Santos, 1997 Guam 4 at P 5 (citation omitted).
We turn first to the risk of prejudice that may be suffered by Dongbu as a result of this delay. Dongbu's position is that the damages claimed by GHURA existed prior to the earthquake, and that GHURA's delay in prosecuting the case has adversely affected its ability to litigate its position. While GHURA's failure to prosecute may have prejudiced Dongbu's ability to defend this position, the degree of prejudice must still be weighed against the remaining four factors.
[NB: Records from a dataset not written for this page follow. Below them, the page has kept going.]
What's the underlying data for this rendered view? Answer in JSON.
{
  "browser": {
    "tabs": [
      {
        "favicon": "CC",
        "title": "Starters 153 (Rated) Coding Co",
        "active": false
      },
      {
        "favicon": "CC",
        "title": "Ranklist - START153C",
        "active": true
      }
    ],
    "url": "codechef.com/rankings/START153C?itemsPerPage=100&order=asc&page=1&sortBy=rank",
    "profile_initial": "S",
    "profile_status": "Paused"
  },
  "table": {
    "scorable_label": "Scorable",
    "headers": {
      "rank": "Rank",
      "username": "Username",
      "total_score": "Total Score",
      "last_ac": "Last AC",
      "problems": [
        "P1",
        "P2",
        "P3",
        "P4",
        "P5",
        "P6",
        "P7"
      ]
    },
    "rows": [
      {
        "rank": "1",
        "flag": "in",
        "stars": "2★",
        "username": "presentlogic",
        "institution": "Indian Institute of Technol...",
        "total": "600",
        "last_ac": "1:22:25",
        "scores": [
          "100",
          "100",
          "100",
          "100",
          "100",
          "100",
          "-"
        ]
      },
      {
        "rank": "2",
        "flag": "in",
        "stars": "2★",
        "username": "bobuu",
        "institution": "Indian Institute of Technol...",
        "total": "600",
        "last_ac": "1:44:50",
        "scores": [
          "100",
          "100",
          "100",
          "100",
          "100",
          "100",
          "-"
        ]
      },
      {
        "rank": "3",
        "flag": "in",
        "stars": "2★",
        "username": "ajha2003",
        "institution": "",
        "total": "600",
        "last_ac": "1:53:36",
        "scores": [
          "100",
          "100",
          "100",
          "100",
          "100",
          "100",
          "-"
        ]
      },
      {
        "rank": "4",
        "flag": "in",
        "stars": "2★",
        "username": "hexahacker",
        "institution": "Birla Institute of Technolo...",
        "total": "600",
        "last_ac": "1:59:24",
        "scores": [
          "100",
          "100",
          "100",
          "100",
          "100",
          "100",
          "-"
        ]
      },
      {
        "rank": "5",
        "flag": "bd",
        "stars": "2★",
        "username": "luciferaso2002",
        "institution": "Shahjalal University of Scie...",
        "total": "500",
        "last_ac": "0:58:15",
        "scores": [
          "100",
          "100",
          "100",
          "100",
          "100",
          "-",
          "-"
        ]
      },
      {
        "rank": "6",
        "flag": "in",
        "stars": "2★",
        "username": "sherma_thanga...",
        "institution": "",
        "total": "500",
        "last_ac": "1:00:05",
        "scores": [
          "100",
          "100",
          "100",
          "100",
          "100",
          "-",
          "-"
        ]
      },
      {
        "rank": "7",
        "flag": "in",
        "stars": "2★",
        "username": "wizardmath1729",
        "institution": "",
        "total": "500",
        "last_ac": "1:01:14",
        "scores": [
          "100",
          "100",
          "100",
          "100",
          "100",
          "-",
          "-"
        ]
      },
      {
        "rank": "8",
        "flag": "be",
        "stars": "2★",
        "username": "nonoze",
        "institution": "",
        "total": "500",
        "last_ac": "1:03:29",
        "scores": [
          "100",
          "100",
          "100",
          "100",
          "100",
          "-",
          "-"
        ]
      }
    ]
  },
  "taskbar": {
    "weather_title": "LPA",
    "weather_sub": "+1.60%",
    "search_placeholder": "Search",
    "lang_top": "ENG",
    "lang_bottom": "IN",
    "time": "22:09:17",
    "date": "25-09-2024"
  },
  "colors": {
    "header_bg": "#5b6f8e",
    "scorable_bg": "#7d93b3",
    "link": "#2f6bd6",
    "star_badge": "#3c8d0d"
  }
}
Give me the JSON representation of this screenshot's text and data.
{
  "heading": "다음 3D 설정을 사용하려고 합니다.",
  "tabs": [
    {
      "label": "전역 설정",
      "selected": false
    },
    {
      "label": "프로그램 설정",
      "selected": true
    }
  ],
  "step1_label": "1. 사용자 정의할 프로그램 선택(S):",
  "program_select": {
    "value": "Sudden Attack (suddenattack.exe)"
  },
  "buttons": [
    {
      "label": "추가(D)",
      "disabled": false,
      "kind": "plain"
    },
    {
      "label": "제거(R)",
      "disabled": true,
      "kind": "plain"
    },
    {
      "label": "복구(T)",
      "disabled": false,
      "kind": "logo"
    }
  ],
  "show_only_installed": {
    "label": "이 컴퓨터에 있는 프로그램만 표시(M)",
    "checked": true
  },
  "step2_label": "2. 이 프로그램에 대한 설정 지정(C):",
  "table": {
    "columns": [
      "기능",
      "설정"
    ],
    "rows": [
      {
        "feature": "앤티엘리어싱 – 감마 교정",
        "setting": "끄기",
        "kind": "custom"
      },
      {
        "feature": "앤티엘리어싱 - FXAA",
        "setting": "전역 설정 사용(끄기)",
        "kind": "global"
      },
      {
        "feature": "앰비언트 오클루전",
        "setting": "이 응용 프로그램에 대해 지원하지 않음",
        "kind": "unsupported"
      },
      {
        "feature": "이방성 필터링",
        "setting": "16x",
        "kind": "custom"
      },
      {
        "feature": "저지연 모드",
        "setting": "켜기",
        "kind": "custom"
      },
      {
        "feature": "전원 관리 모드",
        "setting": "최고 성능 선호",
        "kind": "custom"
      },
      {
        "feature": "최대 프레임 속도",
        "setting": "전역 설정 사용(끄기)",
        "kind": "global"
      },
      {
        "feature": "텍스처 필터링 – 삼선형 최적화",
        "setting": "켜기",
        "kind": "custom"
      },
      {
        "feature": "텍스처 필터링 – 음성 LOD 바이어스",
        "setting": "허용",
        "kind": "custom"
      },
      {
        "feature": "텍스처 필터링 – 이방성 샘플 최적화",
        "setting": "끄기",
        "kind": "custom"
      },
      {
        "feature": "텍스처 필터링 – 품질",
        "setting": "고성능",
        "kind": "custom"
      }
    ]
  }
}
The public and court's interests can be considered together. Id. P 7 . In Santos, this court acknowledged that Rule 41(b) is a proper docket management for certain situations, and that the trial courts of Guam may consider prevailing local conditions in administering their dockets. Id. P 4. Here, approximately thirty months passed between the time that GHURA filed its complaint and the time that Dongbu filed its motion to dismiss for failure to prosecute. Although a lack of prosecution is apparent, this court defers to the trial court to determine whether the delay was reasonable because the trial court is in the best position to determine how much delay can be endured before the docket becomes unmanageable. Id. P 5; see also Henderson v. Duncan, 779 F.2d 1421, 1423 (9th Cir. 1986).
The remaining two factors in the Santos test include the public policy favoring disposition on the merits and the availability of lesser sanctions. Santos, 1997 Guam 4 at P 5. Courts are encouraged to consider lesser sanctions as an alternative to granting dismissal. See Hamilton v. Neptune Orient Lines, Ltd., 811 F.2d 498, 500 (9th Cir. 1987); see also Dahl v. City of Huntington Beach, 84 F.3d 363, 366 (9th Cir. 1996). The law prefers that a matter be disposed of on its merits, and thus dismissal is viewed as a "harsh penalty . . . to be imposed only in extreme circumstances." Henderson, 779 F.2d at 1423. In the instant case, the lower court exercised its discretion and elected to issue a monetary fine instead of granting the motion to dismiss. A thirty month delay does not constitute such an extreme circumstance so as to warrant a finding that this exercise of discretion was an abuse of discretion.
Weighing all of the above factors, we find that the facts here do not warrant a finding that the lower court abused its discretion by denying Dongbu's motion to dismiss. Although there was a finding that GHURA failed to move the case forward, the court was acting within its discretion when it issued lesser sanctions.
CONCLUSION
After considering Dongbu's petition for rehearing, we find the filing of a cross-appeal was not necessary for review of the lower court's denial of Dongbu's motion to dismiss for failure to prosecute. We hold that the lower court did not abuse its discretion by denying the motion and alternatively issuing lesser sanctions. The case is remanded for further proceedings in accordance with our opinion as stated in GHURA v. Dongbu, 2001 Guam 24.